With earthquakes and California, it’s more of a question of “when” rather than “if” and speculation is running high that the Golden State is overdue for a massive quake. But just what would such an event mean for California?
This week brought increasing talk concerning the San Andreas Fault System, the massive fault that runs 1,250 miles long the edge of the Pacific coastline of northern California. According to some reports, multiple segments of the San Andreas Fault System have enough stored energy to cause major earthquakes on their own.
Most recently, Napa, California saw a magnitude 6.0 earthquake late in August. That quake caused millions of dollars in damage and it still wasn’t as powerful as the 6.9-magnitude quake that hit the San Francisco Bay Area in 1989. That quake killed 60 people and caused massive damage throughout the area.
But when people talk about “The Big One,” they typically mean a massive quake that hits around 9.0 on the Richter scale. It might seem like a simple leap of three points from the South Napa earthquake of 2014, but remember that the Richter Scale is logarithmic. That means that a magnitude-7.0 quake is 10 times stronger than a magnitude-6.0 quake, and a magnitude-8.0 quake is ten times stronger than a 7.0.
That means that a magnitude-9.0 earthquake would be 1,000 times stronger than the quake that hit Napa earlier this year.
In a state as heavily populated as California, the impact of such a natural event is nigh impossible to imagine — but that doesn’t mean nobody has tried.

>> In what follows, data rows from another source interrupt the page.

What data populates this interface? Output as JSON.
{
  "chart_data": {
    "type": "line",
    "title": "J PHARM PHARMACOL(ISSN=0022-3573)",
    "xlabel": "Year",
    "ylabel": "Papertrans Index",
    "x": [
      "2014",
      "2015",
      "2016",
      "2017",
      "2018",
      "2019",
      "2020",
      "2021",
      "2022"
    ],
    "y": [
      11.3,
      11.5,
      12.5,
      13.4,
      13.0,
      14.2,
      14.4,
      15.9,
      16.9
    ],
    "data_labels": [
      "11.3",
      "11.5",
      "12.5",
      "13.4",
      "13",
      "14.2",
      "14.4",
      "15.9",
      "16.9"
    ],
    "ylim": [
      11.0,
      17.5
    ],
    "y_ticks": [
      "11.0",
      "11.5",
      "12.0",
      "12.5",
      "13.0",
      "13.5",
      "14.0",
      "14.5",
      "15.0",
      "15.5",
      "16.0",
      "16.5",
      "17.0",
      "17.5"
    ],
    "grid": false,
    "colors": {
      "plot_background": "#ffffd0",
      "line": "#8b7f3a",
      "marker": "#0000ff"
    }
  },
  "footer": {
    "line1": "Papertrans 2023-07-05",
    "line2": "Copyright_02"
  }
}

When the San Andreas’ strike-slip fault does eventually rupture, seismologists estimate that the rupture will take about 55 seconds. That’s just about forever in earthquake terms, so “The Big One” is not a misnomer, and the estimated four minutes of seismic waves pushing through the Los Angeles Basin won’t be fun to go through either.

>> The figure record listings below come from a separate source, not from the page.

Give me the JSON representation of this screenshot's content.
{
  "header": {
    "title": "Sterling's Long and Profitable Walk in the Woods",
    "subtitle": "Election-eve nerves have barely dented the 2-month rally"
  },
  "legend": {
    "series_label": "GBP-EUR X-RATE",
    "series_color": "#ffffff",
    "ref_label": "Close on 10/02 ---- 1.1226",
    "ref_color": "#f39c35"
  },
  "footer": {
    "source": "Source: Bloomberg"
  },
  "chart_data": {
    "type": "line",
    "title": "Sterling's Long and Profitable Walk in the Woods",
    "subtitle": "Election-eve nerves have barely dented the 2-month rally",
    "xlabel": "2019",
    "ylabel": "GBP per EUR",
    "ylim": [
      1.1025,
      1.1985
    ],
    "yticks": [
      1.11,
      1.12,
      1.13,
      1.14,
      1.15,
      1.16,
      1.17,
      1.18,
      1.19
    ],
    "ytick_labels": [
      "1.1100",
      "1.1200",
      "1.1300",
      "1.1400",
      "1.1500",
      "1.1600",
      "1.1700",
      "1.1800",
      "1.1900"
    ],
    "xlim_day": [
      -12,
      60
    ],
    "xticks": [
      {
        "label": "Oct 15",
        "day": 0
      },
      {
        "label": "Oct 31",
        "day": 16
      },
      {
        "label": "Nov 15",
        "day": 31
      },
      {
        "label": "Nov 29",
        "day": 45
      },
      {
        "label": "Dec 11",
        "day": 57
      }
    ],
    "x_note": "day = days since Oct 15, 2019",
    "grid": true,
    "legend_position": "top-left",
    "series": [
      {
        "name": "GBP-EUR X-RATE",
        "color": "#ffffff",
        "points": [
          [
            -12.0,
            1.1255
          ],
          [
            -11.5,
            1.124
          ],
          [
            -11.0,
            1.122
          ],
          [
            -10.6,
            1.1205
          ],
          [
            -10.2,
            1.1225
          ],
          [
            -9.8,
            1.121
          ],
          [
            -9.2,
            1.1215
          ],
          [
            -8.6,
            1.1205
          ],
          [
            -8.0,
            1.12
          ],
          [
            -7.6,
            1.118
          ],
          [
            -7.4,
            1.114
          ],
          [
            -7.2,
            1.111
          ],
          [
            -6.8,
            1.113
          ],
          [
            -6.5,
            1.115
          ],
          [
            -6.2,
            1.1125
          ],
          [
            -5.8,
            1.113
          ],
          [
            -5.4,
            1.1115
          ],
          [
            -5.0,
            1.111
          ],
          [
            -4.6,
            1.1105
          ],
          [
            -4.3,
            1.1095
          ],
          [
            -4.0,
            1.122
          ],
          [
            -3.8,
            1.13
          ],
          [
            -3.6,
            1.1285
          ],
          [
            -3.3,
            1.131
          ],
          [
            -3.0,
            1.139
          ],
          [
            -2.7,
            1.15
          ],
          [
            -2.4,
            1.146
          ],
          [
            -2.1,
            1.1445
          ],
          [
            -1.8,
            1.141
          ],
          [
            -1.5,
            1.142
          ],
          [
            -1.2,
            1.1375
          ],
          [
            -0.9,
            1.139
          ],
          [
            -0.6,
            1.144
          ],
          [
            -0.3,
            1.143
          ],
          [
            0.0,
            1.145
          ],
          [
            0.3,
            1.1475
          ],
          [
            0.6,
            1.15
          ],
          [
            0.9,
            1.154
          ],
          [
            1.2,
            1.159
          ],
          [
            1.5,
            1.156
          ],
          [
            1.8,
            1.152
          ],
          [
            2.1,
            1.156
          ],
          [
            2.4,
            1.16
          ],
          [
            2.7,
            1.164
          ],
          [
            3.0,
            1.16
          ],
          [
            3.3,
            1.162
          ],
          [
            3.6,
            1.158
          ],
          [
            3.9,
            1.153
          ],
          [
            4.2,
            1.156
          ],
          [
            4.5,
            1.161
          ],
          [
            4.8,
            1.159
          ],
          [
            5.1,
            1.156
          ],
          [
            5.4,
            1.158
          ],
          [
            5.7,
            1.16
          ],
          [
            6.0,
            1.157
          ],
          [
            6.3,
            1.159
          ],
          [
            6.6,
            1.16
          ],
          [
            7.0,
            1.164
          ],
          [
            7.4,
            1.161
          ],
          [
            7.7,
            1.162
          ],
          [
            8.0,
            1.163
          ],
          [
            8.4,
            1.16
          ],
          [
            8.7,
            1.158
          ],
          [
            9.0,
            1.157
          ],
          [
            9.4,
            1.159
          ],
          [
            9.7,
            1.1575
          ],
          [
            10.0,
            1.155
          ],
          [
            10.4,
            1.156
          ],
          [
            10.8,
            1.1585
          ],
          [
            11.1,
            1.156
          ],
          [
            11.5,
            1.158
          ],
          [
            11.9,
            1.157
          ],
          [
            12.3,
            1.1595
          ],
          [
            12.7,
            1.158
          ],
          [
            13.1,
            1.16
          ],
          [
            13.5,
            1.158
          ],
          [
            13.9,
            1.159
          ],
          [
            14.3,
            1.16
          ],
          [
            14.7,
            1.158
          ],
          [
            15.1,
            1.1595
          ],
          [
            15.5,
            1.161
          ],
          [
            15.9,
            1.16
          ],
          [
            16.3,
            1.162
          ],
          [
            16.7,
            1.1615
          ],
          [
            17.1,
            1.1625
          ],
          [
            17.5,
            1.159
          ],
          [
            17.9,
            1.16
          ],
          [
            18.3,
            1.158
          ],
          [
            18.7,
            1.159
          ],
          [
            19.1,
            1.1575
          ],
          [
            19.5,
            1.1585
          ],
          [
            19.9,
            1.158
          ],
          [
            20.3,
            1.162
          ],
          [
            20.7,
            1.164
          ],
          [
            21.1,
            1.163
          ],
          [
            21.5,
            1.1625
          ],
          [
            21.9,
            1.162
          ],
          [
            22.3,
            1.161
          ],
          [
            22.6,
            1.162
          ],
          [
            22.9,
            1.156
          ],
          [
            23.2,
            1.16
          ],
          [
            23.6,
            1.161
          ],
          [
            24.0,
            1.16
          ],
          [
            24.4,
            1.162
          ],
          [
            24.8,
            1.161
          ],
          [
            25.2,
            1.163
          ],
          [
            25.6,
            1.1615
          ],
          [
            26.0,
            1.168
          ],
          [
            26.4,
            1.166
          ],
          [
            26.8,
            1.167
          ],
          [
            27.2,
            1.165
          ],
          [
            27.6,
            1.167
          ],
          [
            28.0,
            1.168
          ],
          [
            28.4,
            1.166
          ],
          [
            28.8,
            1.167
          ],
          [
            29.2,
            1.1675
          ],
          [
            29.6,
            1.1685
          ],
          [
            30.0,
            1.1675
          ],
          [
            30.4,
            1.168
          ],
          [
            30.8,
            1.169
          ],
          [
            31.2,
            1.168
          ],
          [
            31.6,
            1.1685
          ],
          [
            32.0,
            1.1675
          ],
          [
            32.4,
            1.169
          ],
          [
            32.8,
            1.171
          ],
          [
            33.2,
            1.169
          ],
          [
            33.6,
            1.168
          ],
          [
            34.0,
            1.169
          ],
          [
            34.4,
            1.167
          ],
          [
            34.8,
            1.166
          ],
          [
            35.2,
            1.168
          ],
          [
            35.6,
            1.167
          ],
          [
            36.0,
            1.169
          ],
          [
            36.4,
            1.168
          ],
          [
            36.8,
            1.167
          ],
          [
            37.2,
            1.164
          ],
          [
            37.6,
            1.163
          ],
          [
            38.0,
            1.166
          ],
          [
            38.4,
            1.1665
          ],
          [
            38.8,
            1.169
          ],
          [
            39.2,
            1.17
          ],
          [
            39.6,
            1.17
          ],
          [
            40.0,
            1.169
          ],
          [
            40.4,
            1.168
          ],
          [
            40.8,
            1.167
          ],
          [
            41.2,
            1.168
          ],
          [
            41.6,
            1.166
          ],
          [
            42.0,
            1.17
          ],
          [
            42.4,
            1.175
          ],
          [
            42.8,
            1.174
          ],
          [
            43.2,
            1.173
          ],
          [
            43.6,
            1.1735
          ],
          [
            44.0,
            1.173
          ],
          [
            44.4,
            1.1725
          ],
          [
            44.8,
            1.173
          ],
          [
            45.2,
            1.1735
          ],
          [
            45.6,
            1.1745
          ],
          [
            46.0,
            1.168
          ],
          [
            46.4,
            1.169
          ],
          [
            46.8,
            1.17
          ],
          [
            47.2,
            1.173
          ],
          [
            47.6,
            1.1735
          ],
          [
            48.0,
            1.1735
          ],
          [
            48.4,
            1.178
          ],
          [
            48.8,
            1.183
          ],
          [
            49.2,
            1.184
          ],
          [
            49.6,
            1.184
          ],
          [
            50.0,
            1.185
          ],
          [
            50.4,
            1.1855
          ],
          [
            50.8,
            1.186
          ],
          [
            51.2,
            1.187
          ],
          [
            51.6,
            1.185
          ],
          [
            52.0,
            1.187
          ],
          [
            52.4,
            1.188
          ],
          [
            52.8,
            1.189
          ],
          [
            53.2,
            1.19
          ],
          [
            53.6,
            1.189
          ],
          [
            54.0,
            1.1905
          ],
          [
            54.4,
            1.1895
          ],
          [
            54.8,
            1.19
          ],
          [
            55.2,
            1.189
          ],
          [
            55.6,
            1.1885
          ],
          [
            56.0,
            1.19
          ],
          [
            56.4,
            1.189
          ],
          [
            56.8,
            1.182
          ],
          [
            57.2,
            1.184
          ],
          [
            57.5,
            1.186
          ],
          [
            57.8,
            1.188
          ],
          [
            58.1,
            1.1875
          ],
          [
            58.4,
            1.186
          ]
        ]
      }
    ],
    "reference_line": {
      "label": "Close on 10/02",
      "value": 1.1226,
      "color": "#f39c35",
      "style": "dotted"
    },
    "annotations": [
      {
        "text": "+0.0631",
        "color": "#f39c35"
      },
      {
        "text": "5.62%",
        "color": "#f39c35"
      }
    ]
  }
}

LA Weekly ran the numbers on a magnitude-7.8 quake, noting that it would be difficult to determine exactly which buildings and areas would be hardest hit. The United States Geological Survey, though, has a Shaking Intensity Map that shows that harder-hit areas in the LA Weekly‘s scenario would be the Eastside, downtown, South LA, and Hollywood.
About 40 percent of the deaths in such a quake, and 90 percent of injuries, would come from building collapses, falling air conditioning units, and falling decorative beams. Other deaths and injuries would result, no doubt, from crashing cars, trucks and buses, as well as derailed rail and subway cars.

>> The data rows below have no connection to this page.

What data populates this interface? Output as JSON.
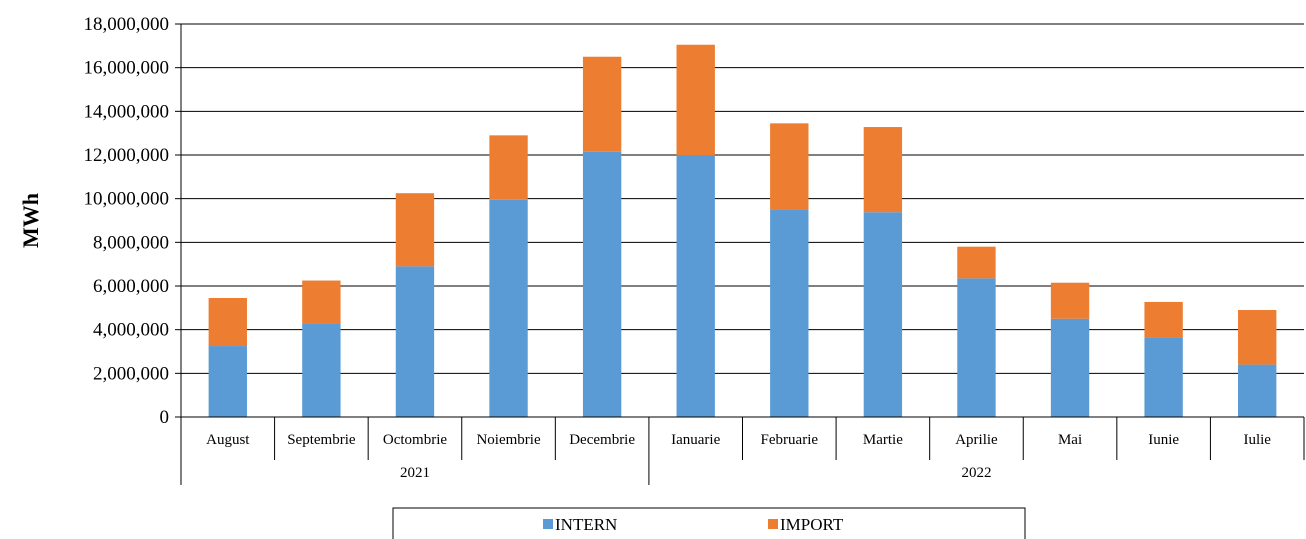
{
  "chart_data": {
    "type": "bar",
    "stacked": true,
    "ylabel": "MWh",
    "ylim": [
      0,
      18000000
    ],
    "y_ticks": [
      "0",
      "2,000,000",
      "4,000,000",
      "6,000,000",
      "8,000,000",
      "10,000,000",
      "12,000,000",
      "14,000,000",
      "16,000,000",
      "18,000,000"
    ],
    "grid": true,
    "legend_position": "bottom",
    "categories": [
      "August",
      "Septembrie",
      "Octombrie",
      "Noiembrie",
      "Decembrie",
      "Ianuarie",
      "Februarie",
      "Martie",
      "Aprilie",
      "Mai",
      "Iunie",
      "Iulie"
    ],
    "groups": [
      {
        "label": "2021",
        "count": 5
      },
      {
        "label": "2022",
        "count": 7
      }
    ],
    "series": [
      {
        "name": "INTERN",
        "color": "#5b9bd5",
        "values": [
          3250000,
          4300000,
          6900000,
          9950000,
          12150000,
          12000000,
          9500000,
          9380000,
          6350000,
          4500000,
          3620000,
          2400000
        ]
      },
      {
        "name": "IMPORT",
        "color": "#ed7d31",
        "values": [
          2200000,
          1950000,
          3350000,
          2950000,
          4350000,
          5050000,
          3950000,
          3900000,
          1450000,
          1650000,
          1650000,
          2500000
        ]
      }
    ]
  }
}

The disruption to society in the area would be massive as well. Six railroads, nine highways, 12 gas pipelines, nine fiber-optic cables, 19 aqueducts, and 29 power-transmission towers would be affected by the quake. How affected? The USGS predicts that they would be “offset” by an average of 20 feet, resulting in snaps and breakage in just about every case.
That means that transport into and out of an affected area would likely be crippled, as would communication and even reliable flow of clean water.
There is also the potential for other effects. The LA Times noted a study saying that a magnitude-9.0 earthquake along California’s North Coast could have disastrous effects even though that area is comparatively sparse in population. The danger: a giant tsunami that would wash away coastal towns, destroy U.S. 101, and cause $70 billion in damage across the Pacific coast.
That scenario predicts at least 100 bridges being lost, with power lines toppled and many coastal towns isolated. Residents would have perhaps 15 minutes notice to flee to higher ground — and still an estimated 10,000 would die.
In short, the “Big One” would wreak utter havoc wherever it hit, with older buildings crumbling; power, communications, and transport crippled; and the death toll likely rising with each passing minutes.
If there’s a bright side, it’s the one that LA Weekly points out: California is one of the most earthquake-ready places in the world. Still, only about 40 percent of residents stay stocked up on the recommended three gallons of water for earthquake preparedness.
How likely is a “Big One” to hit California? There’s about a 37 percent chance of such a quake happening over the next 30 years, which is pretty high in terms of earthquakes. Virginia in 2011 experienced an earthquake, and that state’s chances of such an event were only at about four percent.